Phèdre de Racine
mise en scène de Laurent Domingos - Cie Minuit 44
Jeudi 7 octobre
Comment représenter au XXIe siècle la tragédie de Phèdre ?
Mettre l’accent sur l’atmosphère de la Grèce, là où se déroule l’action, ou sur le XVIIe siècle, époque de l’auteur Racine, ou sur la portée moderne du débat entre le déterminisme représenté par le pouvoir des dieux et la liberté humaine ? Observons la mise en scène, puis les personnages et enfin la diction des comédiens.
La tragédie, présentée avec quelques coupures, se déroule dans une mise en scène très sobre ; on voit deux sources de lumière : une sorte de vitrail figure le Soleil, aïeul de Phèdre, et un autre représente l’au-delà où Minos, le père de Phèdre, juge les morts aux Enfers.
Ainsi, Phèdre est cernée de toutes parts : sur terre, elle est, en tant que descendante du Soleil, victime de Vénus qui se venge de lui et, dans l’au- delà, elle sera jugée par son propre père.
La déesse Vénus apparaît physiquement sur scène sous la forme d’une jeune et souple gymnaste ; c’est un personnage ajouté par le metteur en scène qui s’inspire en cela de la tragédie d’Euripide : « Hippolyte porte- couronne », où Vénus, présente dans le prologue, expose la situation.
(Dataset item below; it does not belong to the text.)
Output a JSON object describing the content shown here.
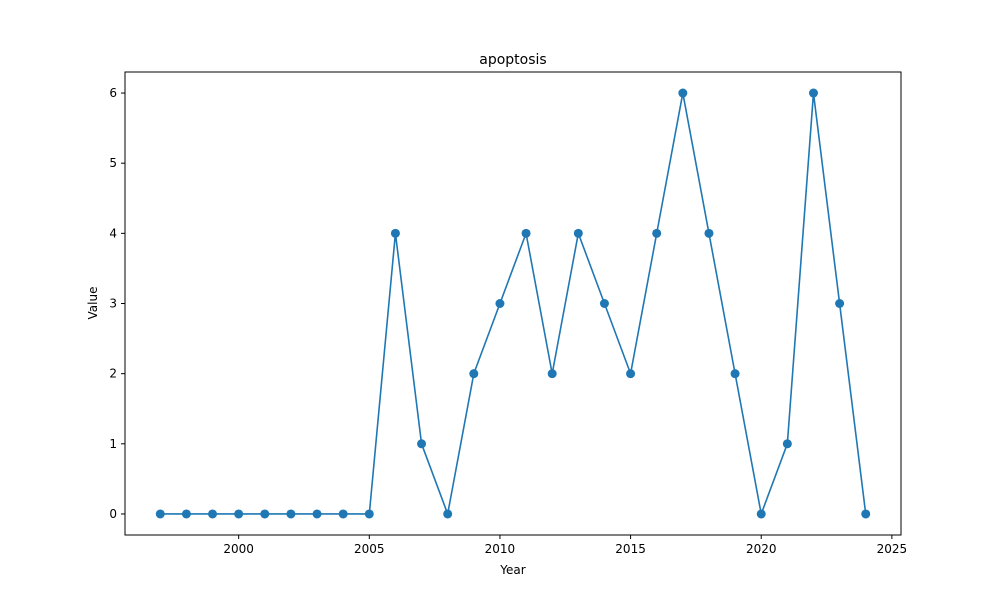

Vénus persécute la famille du Soleil et poursuit également de sa haine Hippolyte qui s’est toujours détourné de l’amour. La déesse, présente sur scène, joue à la fois le rôle du destin et du chœur antique qui annonce les événements et les commente.
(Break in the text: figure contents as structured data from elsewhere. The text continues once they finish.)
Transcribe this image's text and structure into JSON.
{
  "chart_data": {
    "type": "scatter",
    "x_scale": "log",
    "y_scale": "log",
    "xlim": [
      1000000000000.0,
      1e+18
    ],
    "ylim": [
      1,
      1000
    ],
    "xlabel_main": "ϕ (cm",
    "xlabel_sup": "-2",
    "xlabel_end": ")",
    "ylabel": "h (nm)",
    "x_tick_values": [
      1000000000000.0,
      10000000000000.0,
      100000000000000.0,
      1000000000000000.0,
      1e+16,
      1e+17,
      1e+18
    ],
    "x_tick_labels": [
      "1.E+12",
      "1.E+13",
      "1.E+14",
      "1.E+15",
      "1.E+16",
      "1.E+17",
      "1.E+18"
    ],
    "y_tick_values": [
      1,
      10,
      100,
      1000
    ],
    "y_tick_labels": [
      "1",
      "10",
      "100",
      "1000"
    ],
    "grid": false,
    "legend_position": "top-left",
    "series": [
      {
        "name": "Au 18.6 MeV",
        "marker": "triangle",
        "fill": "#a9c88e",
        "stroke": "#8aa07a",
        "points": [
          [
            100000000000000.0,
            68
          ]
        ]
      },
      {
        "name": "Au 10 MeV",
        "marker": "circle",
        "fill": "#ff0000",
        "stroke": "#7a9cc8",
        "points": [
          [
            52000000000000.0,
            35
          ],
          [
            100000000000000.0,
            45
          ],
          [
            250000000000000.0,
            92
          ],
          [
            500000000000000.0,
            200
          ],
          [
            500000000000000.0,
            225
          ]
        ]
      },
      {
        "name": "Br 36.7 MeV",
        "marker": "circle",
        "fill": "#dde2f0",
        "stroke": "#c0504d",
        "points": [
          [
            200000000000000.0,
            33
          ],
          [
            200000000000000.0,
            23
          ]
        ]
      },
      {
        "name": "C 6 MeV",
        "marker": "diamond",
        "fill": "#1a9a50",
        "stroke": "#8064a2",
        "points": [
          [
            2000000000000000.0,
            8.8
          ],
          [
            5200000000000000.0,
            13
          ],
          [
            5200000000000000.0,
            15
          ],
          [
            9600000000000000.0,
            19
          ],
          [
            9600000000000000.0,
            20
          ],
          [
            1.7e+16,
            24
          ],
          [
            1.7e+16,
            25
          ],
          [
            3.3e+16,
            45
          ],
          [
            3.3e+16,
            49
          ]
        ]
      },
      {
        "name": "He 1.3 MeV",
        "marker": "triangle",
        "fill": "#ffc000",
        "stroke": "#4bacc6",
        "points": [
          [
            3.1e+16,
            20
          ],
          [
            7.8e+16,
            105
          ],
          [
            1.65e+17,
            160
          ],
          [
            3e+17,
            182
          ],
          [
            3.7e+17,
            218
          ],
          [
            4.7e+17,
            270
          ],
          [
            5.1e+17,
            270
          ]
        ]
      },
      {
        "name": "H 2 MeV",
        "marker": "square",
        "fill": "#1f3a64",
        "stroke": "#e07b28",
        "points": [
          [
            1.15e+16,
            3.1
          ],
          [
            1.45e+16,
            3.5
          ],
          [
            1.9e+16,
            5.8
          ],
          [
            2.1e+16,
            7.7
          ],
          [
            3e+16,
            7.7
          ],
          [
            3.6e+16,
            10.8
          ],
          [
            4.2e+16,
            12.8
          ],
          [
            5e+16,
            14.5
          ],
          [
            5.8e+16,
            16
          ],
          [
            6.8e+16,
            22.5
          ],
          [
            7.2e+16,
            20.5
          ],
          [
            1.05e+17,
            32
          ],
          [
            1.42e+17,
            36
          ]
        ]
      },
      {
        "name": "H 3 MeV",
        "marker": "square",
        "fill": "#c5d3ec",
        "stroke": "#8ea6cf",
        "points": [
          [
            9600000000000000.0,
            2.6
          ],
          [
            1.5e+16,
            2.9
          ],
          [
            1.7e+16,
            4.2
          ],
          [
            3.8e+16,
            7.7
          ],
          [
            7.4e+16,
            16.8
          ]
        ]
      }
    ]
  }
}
La comédienne s’aide en cela d’un instrument de musique inhabituel : le waterphone, au son étrange, comme un écho de l’au-delà.
Les personnages, en beaux costumes colorés où l’orangé domine, portent des cravates qui, chez les hommes, représentent l’ autorité, le pouvoir, et les femmes sont étranglées par des liens symbolisant leur sujétion.
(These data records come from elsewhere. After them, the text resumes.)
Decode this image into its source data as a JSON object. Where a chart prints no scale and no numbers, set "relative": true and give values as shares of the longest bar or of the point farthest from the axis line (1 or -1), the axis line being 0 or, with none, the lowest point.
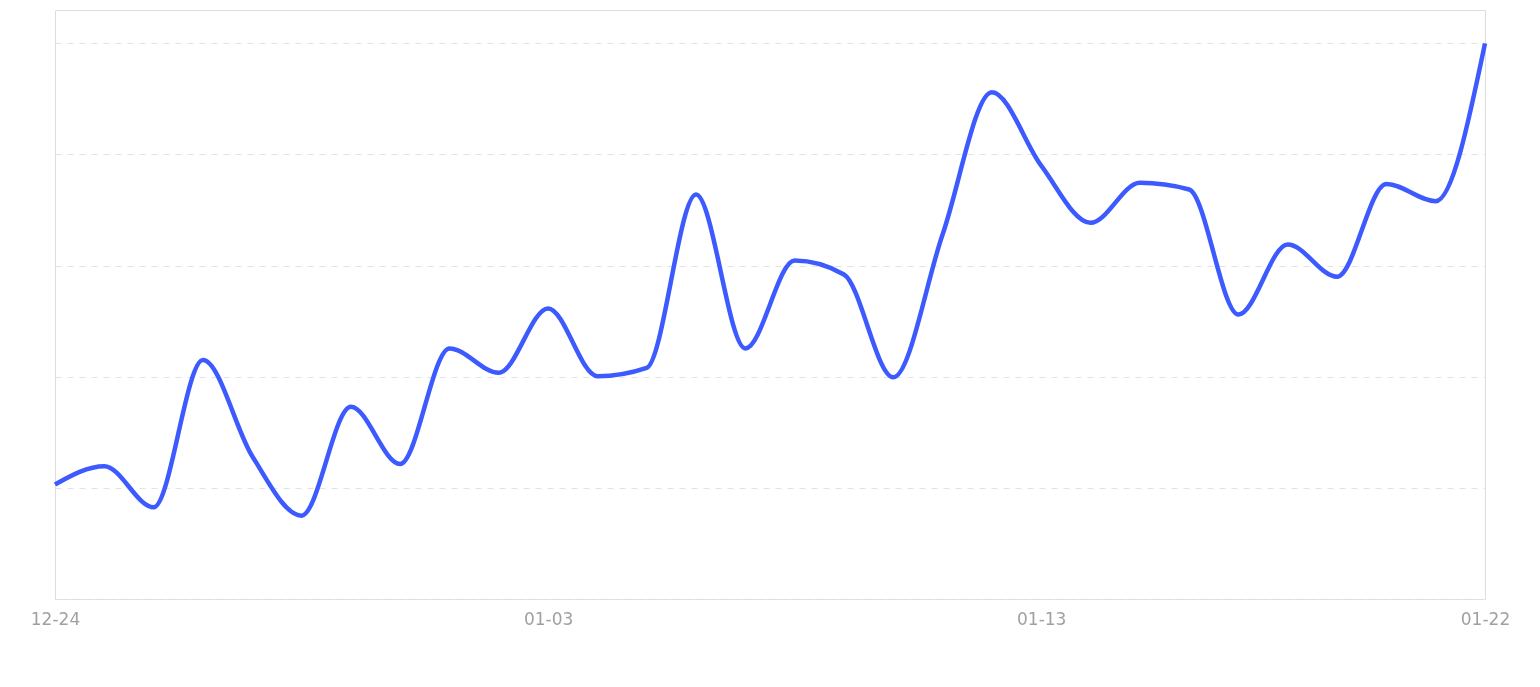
{
  "chart_data": {
    "type": "line",
    "relative": true,
    "grid": "y",
    "line_style": "solid",
    "marker": "none",
    "categories": [
      "12-24",
      null,
      null,
      null,
      null,
      null,
      null,
      null,
      null,
      null,
      "01-03",
      null,
      null,
      null,
      null,
      null,
      null,
      null,
      null,
      null,
      "01-13",
      null,
      null,
      null,
      null,
      null,
      null,
      null,
      null,
      "01-22"
    ],
    "series": [
      {
        "color": "#3d5afe",
        "values": [
          0.206,
          0.239,
          0.165,
          0.43,
          0.257,
          0.15,
          0.346,
          0.243,
          0.451,
          0.407,
          0.523,
          0.401,
          0.416,
          0.728,
          0.451,
          0.609,
          0.584,
          0.399,
          0.656,
          0.912,
          0.78,
          0.677,
          0.749,
          0.737,
          0.512,
          0.638,
          0.58,
          0.747,
          0.716,
          1.0
        ]
      }
    ]
  }
}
Ce qui frappe, ce sont les rapprochements physiques entre les personnages qui s’embrassent, se témoignent leur affection et leur amour par de grands élans mutuels ; aucun geste déplacé ou choquant (on est loin de l’expression sur scène des fantasmes des personnages dans la mise en scène d’Anne Delbée en 1995) ; tout est suggéré, amorcé, comme dans le texte de Racine, le poète du désir.
Oenone, souvent présentée comme l’âme damnée de Phèdre, lui témoigne ici une affection sincère et profonde.
Laurent Domingos a choisi de présenter – et c’est là l’un des aspects modernes de la conception – des femmes « guerrières », luttant contre le pouvoir des dieux et des hommes.
Devant les femmes, les hommes ont des réactions très visibles : ainsi, Thésée, à son retour, manifeste vivement sa stupéfaction devant le rejet de son épouse.
Au lieu que les personnages, comme souvent dans les représentations traditionnelles de Phèdre, restent isolés chacun dans sa honte, sa jalousie ou sa douleur, ils communiquent vraiment par leurs attitudes et leurs déplacements.
Enfin, ils s’expriment bien sûr grâce aux vers raciniens qu’ils articulent avec fermeté, netteté et naturel, loin des déclamations du XVIIe siècle.
Le metteur en scène Laurent Domingos évoque sur scène l’atmosphère grecque ; il fait des femmes Phèdre et Aricie des « guerrières » qui luttent contre le carcan imposé par une société dominée par les hommes ; il donne aux vers raciniens toute leur force et leur clarté.
En quelques mots, il s’agit d’un spectacle coloré, avec des personnages certes maudits par les dieux ou les hommes, mais ardents et combatifs.